We mainly use zebrafish as a model system, because genetic and imaging approaches can be combined to study complex behaviors and developmental processes in a vertebrate.
1. Vertebrate embryogenesis
The vertebrate body plan is set up during gastrulation, when a ball of undifferentiated, totipotent cells is transformed into an embryo. This process results in the formation of the three germ layers (ectoderm, mesoderm, and endoderm) and the three axes (anterior-posterior, dorsal-ventral and left-right). We wish to understand how signaling pathways, transcription factors, chromatin modifications and non-coding RNAs regulate this process. We are using genetic, biophysical and in vivo imaging approaches to determine how signals move through fields of cells, elicit concentration dependent effects and modulate the fate and migration of cells. In parallel, we use genomic and genetic approaches to determine how chromatin modifications and non-coding RNAs regulate early development.

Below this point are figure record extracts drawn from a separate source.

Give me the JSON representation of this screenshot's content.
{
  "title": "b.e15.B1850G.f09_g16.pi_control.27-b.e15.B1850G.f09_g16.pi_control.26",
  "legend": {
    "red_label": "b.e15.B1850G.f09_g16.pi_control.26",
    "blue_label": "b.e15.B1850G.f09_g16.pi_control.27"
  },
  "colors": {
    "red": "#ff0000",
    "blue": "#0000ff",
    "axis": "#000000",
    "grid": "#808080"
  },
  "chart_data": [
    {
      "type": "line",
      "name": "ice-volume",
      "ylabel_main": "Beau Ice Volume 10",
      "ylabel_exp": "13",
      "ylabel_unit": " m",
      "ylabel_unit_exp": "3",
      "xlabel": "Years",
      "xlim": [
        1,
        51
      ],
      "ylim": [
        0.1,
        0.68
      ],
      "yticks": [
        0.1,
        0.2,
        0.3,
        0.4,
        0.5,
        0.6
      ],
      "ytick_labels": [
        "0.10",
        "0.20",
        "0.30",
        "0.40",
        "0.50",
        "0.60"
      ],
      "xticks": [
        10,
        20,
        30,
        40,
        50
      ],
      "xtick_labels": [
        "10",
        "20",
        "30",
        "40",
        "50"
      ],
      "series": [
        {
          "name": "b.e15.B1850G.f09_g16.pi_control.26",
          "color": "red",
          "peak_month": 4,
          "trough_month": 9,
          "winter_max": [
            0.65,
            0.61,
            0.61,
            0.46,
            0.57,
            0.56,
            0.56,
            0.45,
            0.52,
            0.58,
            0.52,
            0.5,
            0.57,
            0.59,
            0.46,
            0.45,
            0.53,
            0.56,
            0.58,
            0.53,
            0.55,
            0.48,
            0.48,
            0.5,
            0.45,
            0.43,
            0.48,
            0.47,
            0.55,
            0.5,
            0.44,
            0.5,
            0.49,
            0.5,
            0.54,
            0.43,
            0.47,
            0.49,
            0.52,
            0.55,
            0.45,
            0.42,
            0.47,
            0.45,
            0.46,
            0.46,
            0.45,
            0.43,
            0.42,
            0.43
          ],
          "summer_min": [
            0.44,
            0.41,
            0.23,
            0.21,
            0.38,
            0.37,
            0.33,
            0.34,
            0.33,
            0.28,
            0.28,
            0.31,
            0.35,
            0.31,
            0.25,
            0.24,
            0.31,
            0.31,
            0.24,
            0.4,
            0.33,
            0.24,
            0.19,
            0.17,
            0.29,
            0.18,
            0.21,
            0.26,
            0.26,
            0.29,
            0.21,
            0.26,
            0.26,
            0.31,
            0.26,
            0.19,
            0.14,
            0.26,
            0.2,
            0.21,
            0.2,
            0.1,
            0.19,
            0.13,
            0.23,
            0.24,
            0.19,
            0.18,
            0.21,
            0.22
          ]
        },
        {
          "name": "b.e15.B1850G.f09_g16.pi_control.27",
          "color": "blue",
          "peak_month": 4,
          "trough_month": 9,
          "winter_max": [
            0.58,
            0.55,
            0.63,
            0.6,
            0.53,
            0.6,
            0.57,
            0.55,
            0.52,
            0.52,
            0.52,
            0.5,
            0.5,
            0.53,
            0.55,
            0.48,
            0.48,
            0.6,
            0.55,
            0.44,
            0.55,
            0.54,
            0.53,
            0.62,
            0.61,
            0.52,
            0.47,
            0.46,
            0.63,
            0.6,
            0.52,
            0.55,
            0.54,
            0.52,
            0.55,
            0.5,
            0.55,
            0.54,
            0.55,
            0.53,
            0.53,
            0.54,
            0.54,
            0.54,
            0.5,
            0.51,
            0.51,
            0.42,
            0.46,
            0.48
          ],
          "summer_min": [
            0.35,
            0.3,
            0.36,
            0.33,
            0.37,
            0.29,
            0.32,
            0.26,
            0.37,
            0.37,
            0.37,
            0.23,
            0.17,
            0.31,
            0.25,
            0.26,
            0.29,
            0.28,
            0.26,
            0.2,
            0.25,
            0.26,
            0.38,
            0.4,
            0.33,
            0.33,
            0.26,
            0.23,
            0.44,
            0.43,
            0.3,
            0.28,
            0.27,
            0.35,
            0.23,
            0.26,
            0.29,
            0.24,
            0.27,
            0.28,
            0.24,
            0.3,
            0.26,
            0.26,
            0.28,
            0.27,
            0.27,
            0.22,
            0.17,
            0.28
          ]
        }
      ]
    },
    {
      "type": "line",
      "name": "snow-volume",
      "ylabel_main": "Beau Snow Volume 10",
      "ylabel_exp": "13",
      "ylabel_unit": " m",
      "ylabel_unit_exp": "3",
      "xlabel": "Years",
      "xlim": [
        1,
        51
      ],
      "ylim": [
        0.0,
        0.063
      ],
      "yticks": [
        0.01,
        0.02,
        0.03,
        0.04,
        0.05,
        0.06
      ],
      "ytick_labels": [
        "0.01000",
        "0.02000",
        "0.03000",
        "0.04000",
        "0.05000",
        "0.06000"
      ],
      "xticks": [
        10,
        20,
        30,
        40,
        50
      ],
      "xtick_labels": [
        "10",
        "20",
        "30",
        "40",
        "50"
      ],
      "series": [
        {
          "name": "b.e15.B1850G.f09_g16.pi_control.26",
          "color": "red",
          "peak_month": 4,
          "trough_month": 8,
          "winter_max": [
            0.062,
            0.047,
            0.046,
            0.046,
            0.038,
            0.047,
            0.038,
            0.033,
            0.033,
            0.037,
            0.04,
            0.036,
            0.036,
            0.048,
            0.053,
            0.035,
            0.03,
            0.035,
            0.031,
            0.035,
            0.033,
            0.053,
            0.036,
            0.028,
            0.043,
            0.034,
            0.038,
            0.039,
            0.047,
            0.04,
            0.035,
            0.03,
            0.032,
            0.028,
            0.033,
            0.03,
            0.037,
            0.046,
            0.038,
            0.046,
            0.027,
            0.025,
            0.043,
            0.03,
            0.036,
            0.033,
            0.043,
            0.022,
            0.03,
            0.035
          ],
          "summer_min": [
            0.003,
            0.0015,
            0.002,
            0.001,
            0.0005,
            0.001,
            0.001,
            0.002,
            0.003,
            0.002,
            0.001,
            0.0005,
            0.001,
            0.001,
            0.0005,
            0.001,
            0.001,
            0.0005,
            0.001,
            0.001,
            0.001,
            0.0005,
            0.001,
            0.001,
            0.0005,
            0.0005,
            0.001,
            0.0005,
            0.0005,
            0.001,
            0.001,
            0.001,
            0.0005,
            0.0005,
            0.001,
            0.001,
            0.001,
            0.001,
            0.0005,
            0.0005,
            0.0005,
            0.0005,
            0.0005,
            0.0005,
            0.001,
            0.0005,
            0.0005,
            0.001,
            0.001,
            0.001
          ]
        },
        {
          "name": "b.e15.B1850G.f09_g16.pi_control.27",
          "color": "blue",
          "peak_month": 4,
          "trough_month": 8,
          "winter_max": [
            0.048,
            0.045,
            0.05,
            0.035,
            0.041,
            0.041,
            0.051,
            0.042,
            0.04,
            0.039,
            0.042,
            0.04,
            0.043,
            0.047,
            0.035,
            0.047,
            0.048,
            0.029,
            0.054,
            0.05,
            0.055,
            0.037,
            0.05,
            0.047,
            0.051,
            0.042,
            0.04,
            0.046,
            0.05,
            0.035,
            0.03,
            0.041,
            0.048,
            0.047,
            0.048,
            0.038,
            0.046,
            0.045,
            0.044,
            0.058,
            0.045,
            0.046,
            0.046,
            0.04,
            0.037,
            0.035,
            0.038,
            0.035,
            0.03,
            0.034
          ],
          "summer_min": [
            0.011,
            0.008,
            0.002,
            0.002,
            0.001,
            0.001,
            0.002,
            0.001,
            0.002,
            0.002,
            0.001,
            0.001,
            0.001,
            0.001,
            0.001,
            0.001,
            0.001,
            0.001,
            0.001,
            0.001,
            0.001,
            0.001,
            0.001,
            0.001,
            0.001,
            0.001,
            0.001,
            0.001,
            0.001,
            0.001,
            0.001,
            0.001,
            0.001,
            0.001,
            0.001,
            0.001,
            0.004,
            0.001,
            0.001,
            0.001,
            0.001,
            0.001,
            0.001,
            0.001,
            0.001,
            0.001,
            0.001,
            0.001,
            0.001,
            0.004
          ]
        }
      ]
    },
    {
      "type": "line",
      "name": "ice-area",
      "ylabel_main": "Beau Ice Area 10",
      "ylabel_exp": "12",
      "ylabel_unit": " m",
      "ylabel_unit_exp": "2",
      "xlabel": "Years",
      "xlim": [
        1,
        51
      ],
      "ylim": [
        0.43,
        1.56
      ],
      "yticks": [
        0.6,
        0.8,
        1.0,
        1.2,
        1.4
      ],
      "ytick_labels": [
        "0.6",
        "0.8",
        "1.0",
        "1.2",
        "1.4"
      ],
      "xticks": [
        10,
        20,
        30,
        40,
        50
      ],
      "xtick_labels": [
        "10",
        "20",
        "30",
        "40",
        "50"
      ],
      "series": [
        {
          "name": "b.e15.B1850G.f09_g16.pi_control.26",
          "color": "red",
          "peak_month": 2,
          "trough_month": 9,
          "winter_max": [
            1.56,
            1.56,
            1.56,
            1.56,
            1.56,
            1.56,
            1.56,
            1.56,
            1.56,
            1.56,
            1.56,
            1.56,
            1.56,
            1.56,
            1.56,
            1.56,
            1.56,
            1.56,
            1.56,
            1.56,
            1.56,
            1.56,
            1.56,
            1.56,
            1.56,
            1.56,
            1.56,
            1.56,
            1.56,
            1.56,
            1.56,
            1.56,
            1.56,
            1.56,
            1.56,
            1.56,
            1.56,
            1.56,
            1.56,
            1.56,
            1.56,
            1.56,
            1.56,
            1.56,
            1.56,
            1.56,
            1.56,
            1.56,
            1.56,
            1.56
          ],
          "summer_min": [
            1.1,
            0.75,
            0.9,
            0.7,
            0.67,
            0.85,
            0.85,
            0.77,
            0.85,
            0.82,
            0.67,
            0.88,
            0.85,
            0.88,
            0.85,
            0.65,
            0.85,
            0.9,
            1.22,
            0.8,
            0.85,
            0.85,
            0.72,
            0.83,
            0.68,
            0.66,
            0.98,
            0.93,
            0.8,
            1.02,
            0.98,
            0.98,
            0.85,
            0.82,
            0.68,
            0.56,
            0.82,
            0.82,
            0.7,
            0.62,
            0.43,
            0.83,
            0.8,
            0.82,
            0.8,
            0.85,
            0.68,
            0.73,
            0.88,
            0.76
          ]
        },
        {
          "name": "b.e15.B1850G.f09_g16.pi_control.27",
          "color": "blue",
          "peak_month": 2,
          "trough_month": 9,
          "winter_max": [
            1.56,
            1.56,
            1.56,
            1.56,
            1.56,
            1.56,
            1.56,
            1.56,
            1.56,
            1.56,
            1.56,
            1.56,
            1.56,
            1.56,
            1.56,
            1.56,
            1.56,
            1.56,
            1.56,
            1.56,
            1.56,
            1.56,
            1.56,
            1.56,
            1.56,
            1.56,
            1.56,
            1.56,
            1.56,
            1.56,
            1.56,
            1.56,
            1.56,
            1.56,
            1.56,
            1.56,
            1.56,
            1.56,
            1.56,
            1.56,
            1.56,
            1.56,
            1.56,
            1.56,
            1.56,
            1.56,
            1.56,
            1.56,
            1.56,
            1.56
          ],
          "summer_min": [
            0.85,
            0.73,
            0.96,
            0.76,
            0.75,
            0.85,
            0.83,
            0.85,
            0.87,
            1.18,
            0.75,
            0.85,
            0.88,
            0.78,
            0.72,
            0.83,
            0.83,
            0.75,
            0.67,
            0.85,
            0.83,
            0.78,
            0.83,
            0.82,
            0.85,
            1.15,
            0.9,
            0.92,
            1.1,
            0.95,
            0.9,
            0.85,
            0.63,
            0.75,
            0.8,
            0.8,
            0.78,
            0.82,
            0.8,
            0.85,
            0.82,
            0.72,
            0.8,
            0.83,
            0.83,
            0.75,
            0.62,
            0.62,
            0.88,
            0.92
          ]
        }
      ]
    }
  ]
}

The genetic and cellular mechanisms that control sleep and wake states remain largely elusive. We have established zebrafish as a model system for sleep research. Zebrafish have the basic hallmarks of sleep-like behaviors. Sleeping fish require stronger stimuli than awake fish to initiate movement and sleep deprivation is followed by increased sleep. In addition, the zebrafish brain expresses peptides that have been implicated in human sleep disorders. We are using genetic and pharmacological screens to isolate sleep regulators and use imaging approaches to dissect sleep circuits. More recently, we have begun to develop assays for learning and memory in zebrafish and have used calcium imaging to identify neurons involved in learning.